那个对手叫赵晟,是升海传统武道学院的学员,还是个世家子弟。只见他也有近两米的身高,可不比梁阿壮小个。看来是一场力量的对决。
很快开始比赛,梁阿壮刚学了点武技拳法,握拳摆出姿势,防御赵晟。
赵晟立即强攻而来,几拳轰过来,打在梁阿壮的掌上被化解。
两人越打越近,最后扭打在一起,摔起跤来,不一会,互相扭着,一动不动,然后突然动一下,随即恢复平静,继续扭在一块。
三分钟比赛时间到了,不分胜负,众人看得大失所望,两个人大部分时间都扭在一块,连动都不动。一点都不精彩!
其实他们都在运内劲对拼,表面上却都在休息一般,其中斗智斗勇,一般人很难看出来。
梁阿壮和赵晟下场后,都累得几乎虚脱。
“我已经用尽全力了,如果再这样坚持一分钟,我就受不了了!”梁阿壮心里侥幸。
其实赵晟也是这么想的。
“这人据说只是个保安,为什么有这么强的实力?都没有引起别人的注意吗?”赵晟的导师一脸的疑惑,心里有了招揽之意。
夏奕明和叶少均也都上场。夏奕明还没遇上强者,获得了五连胜。叶少均遇上了一个中武境强者,因为实力不如,于是到处躲闪,因为那个中武境武者力量大,但身法不强,竟然让叶少均坚持了三分钟,虽然处于劣势,但毕竟没有输,算是平局。
那个中武境强者十分恼怒,却无话可说。
天泉学院还有五人晋级到第二轮,不过打得艰难,胜败参半,而且状态都已经消耗殆尽,大概率全都出不了线。
姜霆和辛武感到沮丧至极。
这些选手可都是他们精挑细选出来的,成绩不尽如人意,也是他们没有预料到这里原来有这么多强者。
陈敞对此倒没什么意见,让姜霆在赛后奖励参与的选手一部炼气功法。
而尚文集团的保安,也都给予天泉学院学员的身份。
那些保安大喜,这样让他们有了更多提升的机会。
郑蓉和郑文每一次都跟着周漪等过来,看着比武。
他们感觉自己非常的幸运,竟然能加入这天泉学院,从此不再担心生活问题,只要专心练武就行了,而且还可以跟这些大人们一起轻松地看别人比赛,愉快地点评。
辛武和景兴芸特别喜欢点评武者发挥,讲得头头是道。
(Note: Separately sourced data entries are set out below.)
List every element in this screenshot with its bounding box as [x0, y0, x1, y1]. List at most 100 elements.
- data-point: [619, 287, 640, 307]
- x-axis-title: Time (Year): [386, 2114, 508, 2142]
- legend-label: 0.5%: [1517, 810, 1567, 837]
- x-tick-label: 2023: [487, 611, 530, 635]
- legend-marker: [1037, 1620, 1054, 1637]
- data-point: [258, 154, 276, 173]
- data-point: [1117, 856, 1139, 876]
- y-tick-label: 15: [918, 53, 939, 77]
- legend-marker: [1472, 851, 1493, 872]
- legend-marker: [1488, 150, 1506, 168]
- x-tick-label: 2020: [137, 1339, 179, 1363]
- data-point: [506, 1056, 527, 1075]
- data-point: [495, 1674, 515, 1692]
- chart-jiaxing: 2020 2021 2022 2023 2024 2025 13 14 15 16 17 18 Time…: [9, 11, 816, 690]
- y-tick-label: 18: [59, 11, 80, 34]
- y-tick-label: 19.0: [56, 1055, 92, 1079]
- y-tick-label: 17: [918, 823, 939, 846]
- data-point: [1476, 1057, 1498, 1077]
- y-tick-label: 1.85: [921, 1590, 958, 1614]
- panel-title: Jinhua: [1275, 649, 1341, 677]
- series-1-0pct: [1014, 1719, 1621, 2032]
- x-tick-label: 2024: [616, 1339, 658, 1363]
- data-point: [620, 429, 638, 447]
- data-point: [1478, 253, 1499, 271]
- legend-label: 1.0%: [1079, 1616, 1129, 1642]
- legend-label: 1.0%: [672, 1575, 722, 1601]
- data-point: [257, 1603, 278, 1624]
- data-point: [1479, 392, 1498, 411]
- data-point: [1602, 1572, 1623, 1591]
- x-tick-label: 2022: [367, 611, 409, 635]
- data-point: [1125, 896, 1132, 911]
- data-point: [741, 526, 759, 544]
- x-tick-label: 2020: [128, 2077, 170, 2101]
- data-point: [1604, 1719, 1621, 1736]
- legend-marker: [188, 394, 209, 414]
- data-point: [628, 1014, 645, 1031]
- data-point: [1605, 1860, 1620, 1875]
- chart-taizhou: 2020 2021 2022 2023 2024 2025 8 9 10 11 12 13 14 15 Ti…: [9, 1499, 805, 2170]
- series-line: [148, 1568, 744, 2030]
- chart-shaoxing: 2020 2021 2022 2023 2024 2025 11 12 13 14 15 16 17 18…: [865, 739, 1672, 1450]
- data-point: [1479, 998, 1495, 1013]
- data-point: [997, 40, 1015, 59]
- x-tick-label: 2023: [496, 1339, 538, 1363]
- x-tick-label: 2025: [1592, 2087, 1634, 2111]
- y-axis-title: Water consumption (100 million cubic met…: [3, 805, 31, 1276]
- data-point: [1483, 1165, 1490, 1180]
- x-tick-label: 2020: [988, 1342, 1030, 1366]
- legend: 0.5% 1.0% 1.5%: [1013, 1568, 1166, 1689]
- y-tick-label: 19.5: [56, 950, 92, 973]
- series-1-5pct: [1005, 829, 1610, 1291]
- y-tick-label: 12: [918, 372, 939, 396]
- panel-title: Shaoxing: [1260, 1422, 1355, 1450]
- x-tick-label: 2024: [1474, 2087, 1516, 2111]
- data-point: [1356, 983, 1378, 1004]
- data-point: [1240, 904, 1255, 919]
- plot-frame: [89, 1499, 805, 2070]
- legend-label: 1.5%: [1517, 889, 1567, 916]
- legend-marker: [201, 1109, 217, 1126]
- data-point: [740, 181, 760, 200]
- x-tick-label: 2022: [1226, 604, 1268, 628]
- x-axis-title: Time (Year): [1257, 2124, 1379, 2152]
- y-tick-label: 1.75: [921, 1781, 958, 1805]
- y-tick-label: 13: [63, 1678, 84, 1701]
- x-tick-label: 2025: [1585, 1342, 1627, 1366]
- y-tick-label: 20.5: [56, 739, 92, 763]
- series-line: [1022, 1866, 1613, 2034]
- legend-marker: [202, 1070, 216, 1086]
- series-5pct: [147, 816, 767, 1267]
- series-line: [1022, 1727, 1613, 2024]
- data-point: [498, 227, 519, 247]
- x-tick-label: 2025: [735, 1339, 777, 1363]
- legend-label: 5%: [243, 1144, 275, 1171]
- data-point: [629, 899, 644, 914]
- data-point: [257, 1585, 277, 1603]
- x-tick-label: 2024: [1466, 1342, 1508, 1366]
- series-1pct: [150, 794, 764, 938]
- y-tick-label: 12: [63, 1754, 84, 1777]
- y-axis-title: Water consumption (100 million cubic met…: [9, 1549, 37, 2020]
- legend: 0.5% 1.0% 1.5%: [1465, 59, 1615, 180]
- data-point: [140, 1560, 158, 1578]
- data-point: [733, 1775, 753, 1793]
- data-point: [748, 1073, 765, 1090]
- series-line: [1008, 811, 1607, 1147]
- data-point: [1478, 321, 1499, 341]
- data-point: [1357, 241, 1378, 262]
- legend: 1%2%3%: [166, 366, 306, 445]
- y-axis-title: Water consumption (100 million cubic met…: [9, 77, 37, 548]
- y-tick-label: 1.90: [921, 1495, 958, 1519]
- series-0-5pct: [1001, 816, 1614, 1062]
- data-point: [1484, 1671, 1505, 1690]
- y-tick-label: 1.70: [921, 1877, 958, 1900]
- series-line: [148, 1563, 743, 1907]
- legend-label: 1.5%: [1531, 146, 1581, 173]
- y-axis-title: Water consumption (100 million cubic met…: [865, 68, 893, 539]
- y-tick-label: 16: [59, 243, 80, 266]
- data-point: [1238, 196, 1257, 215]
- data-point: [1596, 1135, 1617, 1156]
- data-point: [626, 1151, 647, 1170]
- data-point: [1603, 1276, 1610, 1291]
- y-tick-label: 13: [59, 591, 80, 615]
按他们现在的实力,看这些中武境就觉得很是小儿科,到处是破绽,有些失误感觉换成自己,即便是同修为,也不会犯的。
寒鸾联系陈敞,报告说有不明势力潜入尚文医院,企图偷取资料,不过都被守护者阻止了。
尚文医院的确防御力量较为薄弱,但考虑到他们在公众里的巨大影响力,世界上许多大佬都需要在那里治病,一般的势力根本不敢动他们,而需要守护者出动应付的势力,往往极强。
寒鸾感激陈敞的贡献,因此有意帮助他。
陈敞对于守护者这个组织也了解不多,而他现在,其实就是一个守护者。
陈敞正看着场上的比赛,旁边有一个五十多岁,一身旧衣服的男子过来,突然问陈敞:“小兄弟,你看这场比赛如何?”
陈敞觉得他问得没头没脑,说道:“还行,中规中矩。”
那男子微微一笑:“小兄弟,你不过二十出头,怎么一副老气横秋的样子?”
陈敞知道他这次是刻意针对自己的,说道:“有何见教?”
那人说道:“我想试试你的功力如何。”一掌轻轻拍过去。
陈敞也一掌轻轻接住,只觉得内力排山倒海般涌过来。
陈敞运起内力,挡住了这人的攻击。
两人看起来不动声色,互相握着手,其实双方内力已经在不断碰撞,互相抵消。
夏奕诚首先看出来,陈敞与那人身周出现一层气罩,如水流般不断流转。
“五品高阶,极限接近巅峰,也算是少见!”陈敞知道这人并没有恶意,内力中没有杀机。他也没有使出全力,只是堪堪挡住他为止。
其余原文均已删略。